The UCSF team have found a way to combine liposomes with antibodies
that can recognize and bind to cancer cells. The combination of the
two, called immunoliposomes, has been compared to the "smart
bombs" of the Gulf War in their ability to selectively target
and kill cancer cells, while avoiding normal cells. "We have
completed proof of concept studies and they have shown
that this therapy cures tumors in mice," said John Park, MD,
assistant adjunct professor of medicine.
By putting chemotherapy in liposomes and adding the targeting
capability of a specially developed antibody, the drugs go directly
to the cancer cells without causing more toxic side effects. "The
antibodies bind to the cancer cell, enter it, and release the drugs
inside," said Dr. Park.
Liposomes themselves were recently approved by the FDA for delivering
drugs to patients with Kaposis sarcoma. They are also being
evaluated in clinical trials in breast cancer.

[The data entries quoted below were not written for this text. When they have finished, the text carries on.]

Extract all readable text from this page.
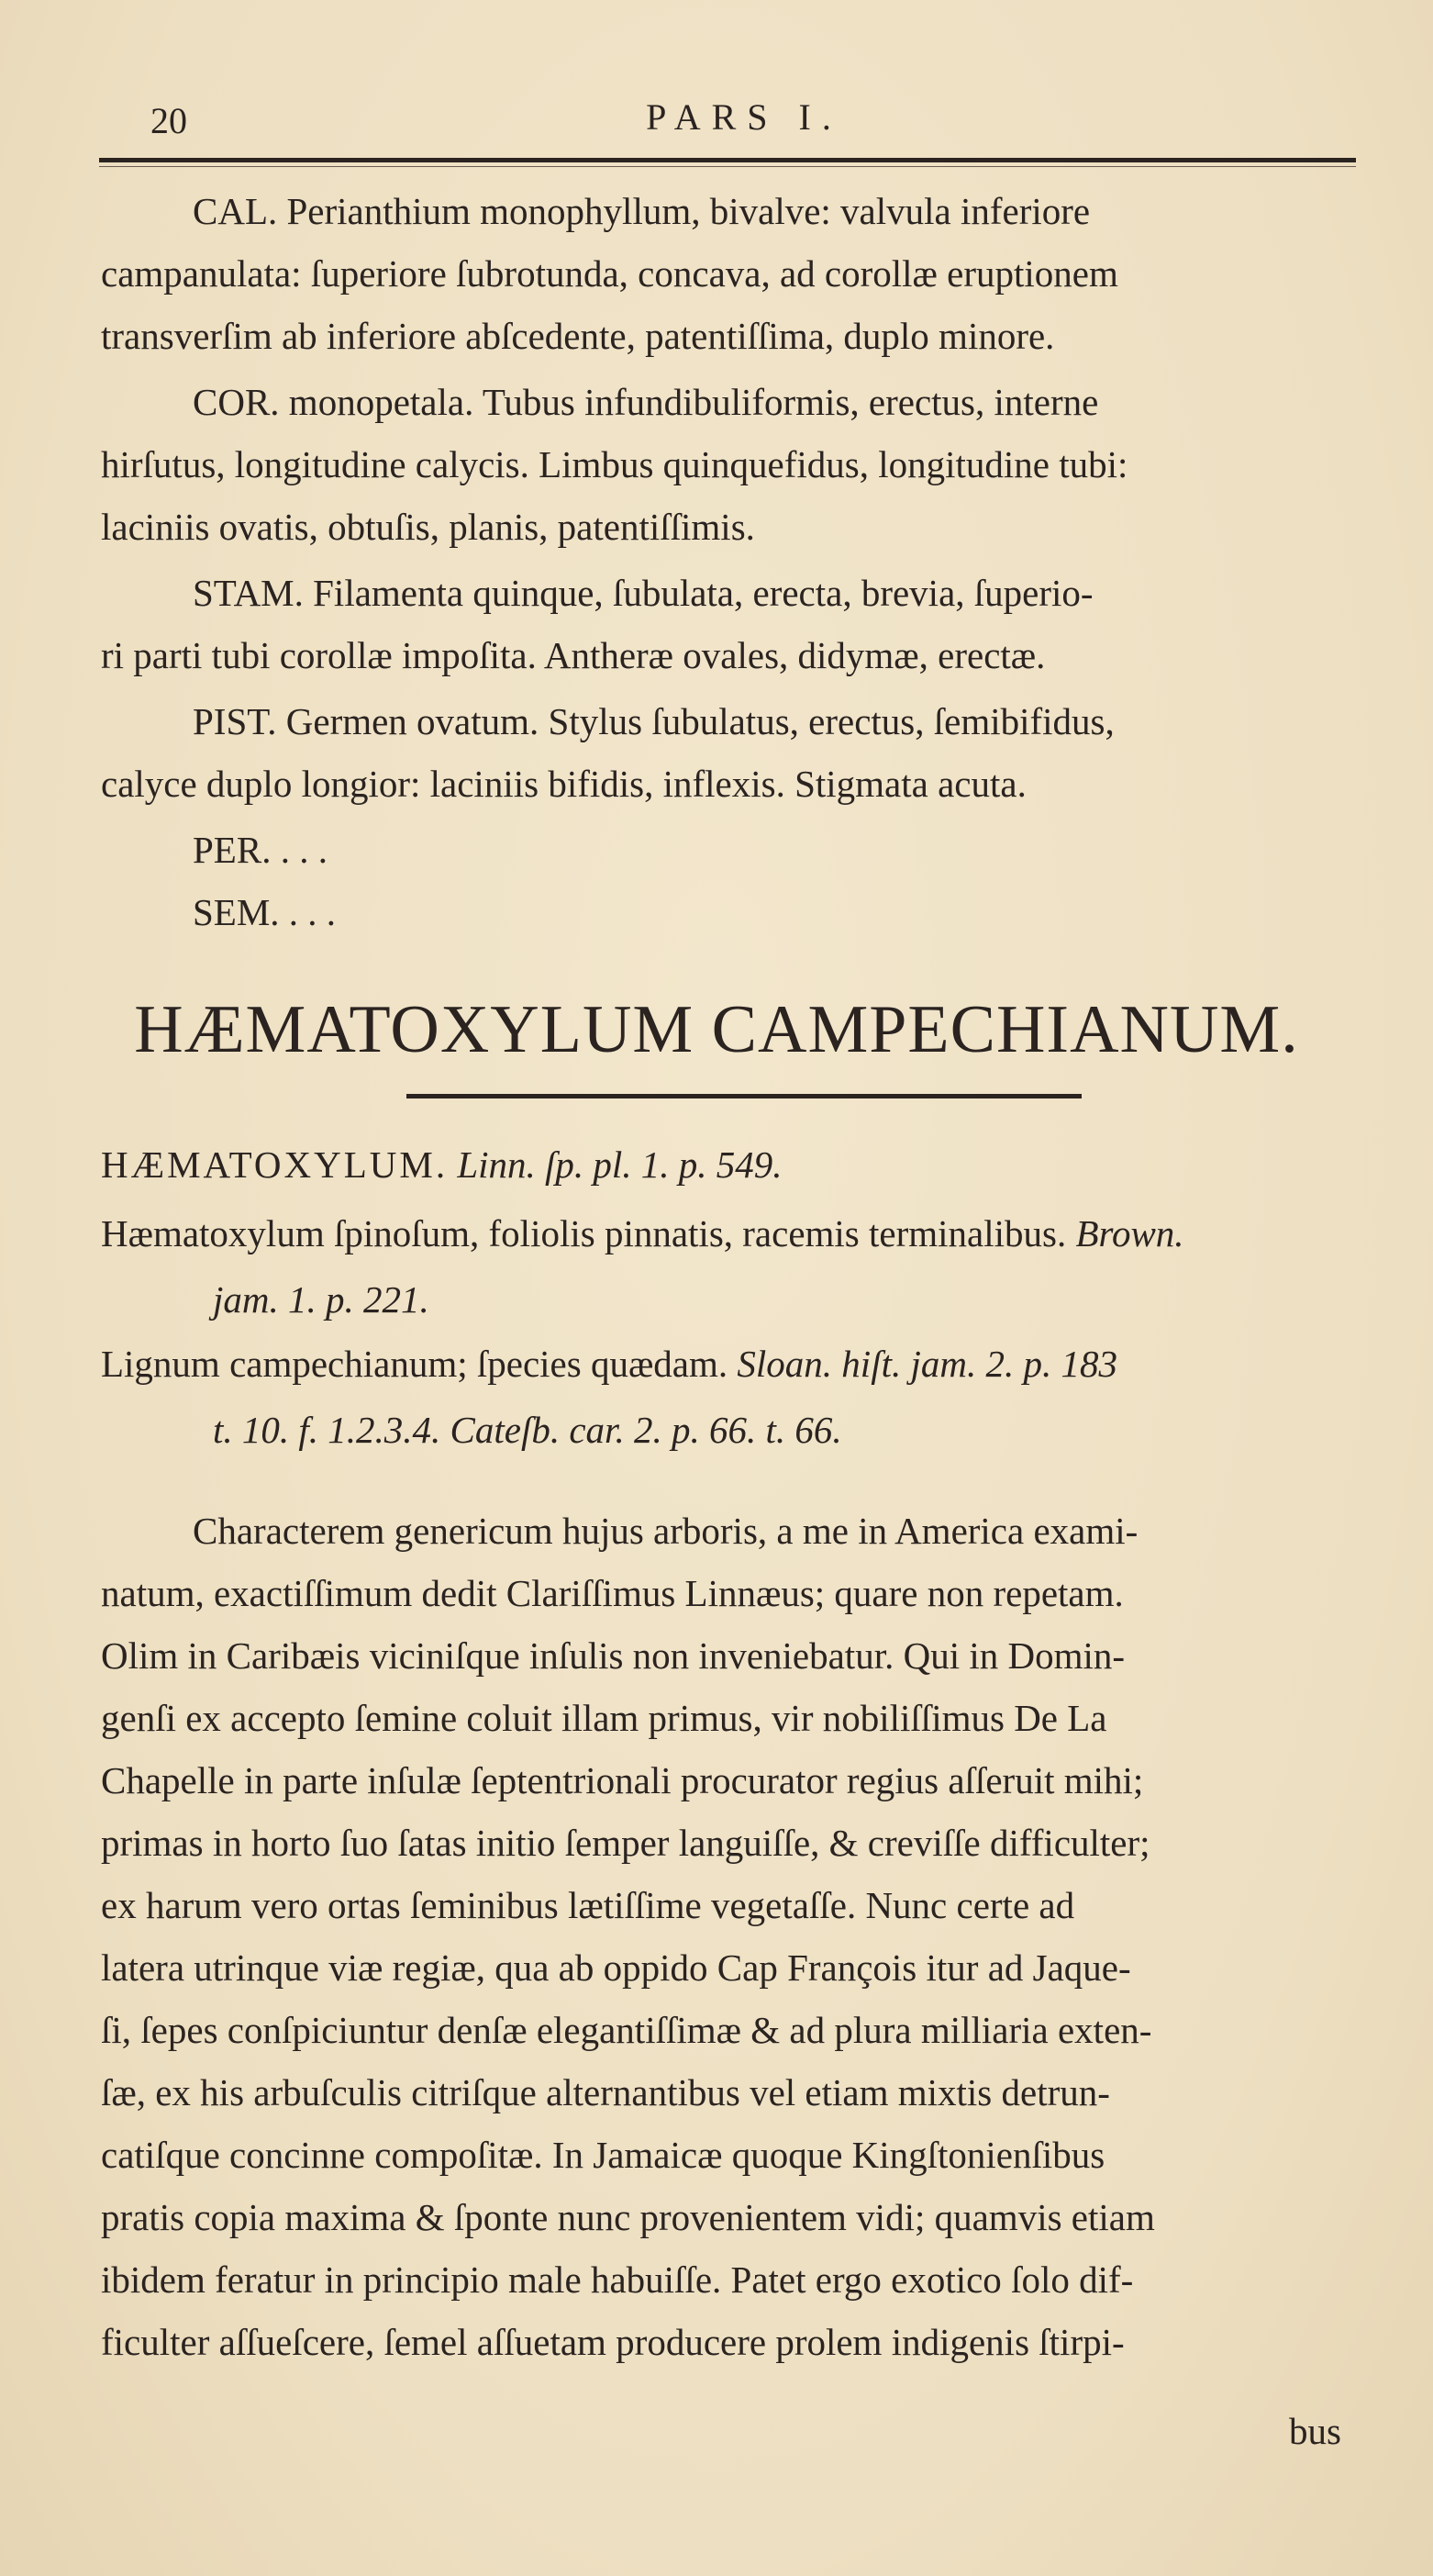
20	PARS I.
CAL. Perianthium monophyllum, bivalve: valvula inferiore
campanulata: ſuperiore ſubrotunda, concava, ad corollæ eruptionem
transverſim ab inferiore abſcedente, patentiſſima, duplo minore.
COR. monopetala. Tubus infundibuliformis, erectus, interne
hirſutus, longitudine calycis. Limbus quinquefidus, longitudine tubi:
laciniis ovatis, obtuſis, planis, patentiſſimis.
STAM. Filamenta quinque, ſubulata, erecta, brevia, ſuperio-
ri parti tubi corollæ impoſita. Antheræ ovales, didymæ, erectæ.
PIST. Germen ovatum. Stylus ſubulatus, erectus, ſemibifidus,
calyce duplo longior: laciniis bifidis, inflexis. Stigmata acuta.
PER. . . .
SEM. . . .
HÆMATOXYLUM CAMPECHIANUM.
HÆMATOXYLUM. Linn. ſp. pl. 1. p. 549.
Hæmatoxylum ſpinoſum, foliolis pinnatis, racemis terminalibus. Brown.
jam. 1. p. 221.
Lignum campechianum; ſpecies quædam. Sloan. hiſt. jam. 2. p. 183
t. 10. f. 1.2.3.4. Cateſb. car. 2. p. 66. t. 66.
Characterem genericum hujus arboris, a me in America exami-
natum, exactiſſimum dedit Clariſſimus Linnæus; quare non repetam.
Olim in Caribæis viciniſque inſulis non inveniebatur. Qui in Domin-
genſi ex accepto ſemine coluit illam primus, vir nobiliſſimus De La
Chapelle in parte inſulæ ſeptentrionali procurator regius aſſeruit mihi;
primas in horto ſuo ſatas initio ſemper languiſſe, & creviſſe difficulter;
ex harum vero ortas ſeminibus lætiſſime vegetaſſe. Nunc certe ad
latera utrinque viæ regiæ, qua ab oppido Cap François itur ad Jaque-
ſi, ſepes conſpiciuntur denſæ elegantiſſimæ & ad plura milliaria exten-
ſæ, ex his arbuſculis citriſque alternantibus vel etiam mixtis detrun-
catiſque concinne compoſitæ. In Jamaicæ quoque Kingſtonienſibus
pratis copia maxima & ſponte nunc provenientem vidi; quamvis etiam
ibidem feratur in principio male habuiſſe. Patet ergo exotico ſolo dif-
ficulter aſſueſcere, ſemel aſſuetam producere prolem indigenis ſtirpi-
bus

Immunoliposomes May Be More Efficient Than Liposomes Alone
The addition of an antibody to liposomes represents a potential
improvement of liposome technology, according to the UCSF team. The
researchers have found that immunoliposomes, rather than liposomes,
efficiently find and enter cancer cells, thereby increasing their
effectiveness. The antibodies on these liposomes recognize the
HER2/neu (erB2) protein on cancer cells.
"Were not just targeting the protein, but bringing a
payload of chemotherapy to the cancer cells," Dr. Park said. The
payload is the standard chemotherapy drug doxorubicin. Compared with
infusions of chemotherapy alone, the doxorubicin-loaded anti-HER2/neu
immunoliposomes are more effective at inhibiting tumor
growth--including cures in mice--and cause fewer side effects, he added.